His books have been translated into more than sixteen languages and have been best sellers both in America and abroad. His work has been featured on the front page of the New York Times, Time, Newsweek, U.S. News and World Report, the Reader's Digest, Redbook, Parents, Fortune, Family Circle, and many other popular magazines. He has been a spokesman for the science and practice of psychology on numerous television and radio shows. He has written columns on such far-flung topics as education, violence, and therapy. He has lectured around the world to educators, industry, parents, and mental health professionals.

In 1996 Dr. Seligman was elected President of the American Psychological Association, by the largest vote in modern history.

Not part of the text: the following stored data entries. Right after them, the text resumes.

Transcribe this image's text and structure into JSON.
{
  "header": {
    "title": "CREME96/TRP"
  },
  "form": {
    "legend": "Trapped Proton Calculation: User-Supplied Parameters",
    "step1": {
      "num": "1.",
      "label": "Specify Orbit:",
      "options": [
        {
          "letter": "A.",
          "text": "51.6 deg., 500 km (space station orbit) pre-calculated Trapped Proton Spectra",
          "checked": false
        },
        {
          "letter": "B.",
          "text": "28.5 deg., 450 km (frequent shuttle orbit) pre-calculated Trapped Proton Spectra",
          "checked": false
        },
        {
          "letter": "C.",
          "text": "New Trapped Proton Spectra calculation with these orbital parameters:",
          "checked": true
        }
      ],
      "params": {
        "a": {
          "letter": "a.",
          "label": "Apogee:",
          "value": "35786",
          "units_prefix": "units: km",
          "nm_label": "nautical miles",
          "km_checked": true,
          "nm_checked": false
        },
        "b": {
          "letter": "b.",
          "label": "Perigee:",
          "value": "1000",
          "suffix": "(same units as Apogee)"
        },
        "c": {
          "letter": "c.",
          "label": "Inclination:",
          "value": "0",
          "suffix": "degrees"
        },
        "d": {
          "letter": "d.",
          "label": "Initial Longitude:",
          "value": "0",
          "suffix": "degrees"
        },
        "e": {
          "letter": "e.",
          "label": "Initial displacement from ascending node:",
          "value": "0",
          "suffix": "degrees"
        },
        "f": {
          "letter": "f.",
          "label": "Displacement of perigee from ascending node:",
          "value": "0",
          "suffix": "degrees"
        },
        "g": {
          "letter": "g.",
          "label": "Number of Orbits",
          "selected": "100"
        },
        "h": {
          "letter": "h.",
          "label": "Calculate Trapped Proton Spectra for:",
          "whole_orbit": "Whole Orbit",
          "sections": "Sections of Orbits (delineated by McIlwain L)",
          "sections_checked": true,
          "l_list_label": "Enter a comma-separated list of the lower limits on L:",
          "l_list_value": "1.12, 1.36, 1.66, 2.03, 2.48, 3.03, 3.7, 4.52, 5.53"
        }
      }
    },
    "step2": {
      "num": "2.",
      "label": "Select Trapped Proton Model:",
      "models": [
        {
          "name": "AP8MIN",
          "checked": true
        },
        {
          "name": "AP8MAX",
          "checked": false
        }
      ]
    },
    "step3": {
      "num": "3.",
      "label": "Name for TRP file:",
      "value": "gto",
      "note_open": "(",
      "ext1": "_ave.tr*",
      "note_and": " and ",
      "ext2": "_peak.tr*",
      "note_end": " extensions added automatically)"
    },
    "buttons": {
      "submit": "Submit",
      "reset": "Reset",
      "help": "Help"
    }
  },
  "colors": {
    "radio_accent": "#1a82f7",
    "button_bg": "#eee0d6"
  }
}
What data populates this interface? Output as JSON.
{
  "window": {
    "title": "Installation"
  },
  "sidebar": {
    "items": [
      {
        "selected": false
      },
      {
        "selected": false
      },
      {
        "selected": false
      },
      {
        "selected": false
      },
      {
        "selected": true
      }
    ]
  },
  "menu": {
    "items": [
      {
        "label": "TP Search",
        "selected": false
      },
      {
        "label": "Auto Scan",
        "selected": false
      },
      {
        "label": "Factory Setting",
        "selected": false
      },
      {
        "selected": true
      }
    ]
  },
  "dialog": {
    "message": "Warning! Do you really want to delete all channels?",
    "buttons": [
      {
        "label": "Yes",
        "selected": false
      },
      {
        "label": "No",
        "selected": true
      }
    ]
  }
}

His primary aim as APA President was to join practice and science together so both might flourish, a goal that has dominated his own life as a psychologist. His major initiatives concerned the prevention of ethnopolitical warfare and the study of Positive Psychology.

Since 2000 his main mission has been the promotion of the field of Positive Psychology. This discipline includes the study of positive emotion, positive character traits, and positive institutions. As the science behind these becomes more firmly grounded, Dr. Seligman is now turning his attention to training Positive Psychologists, individuals whose practice will make the world a happier place, in a way that parallels clinical psychologists having made the world a less unhappy place.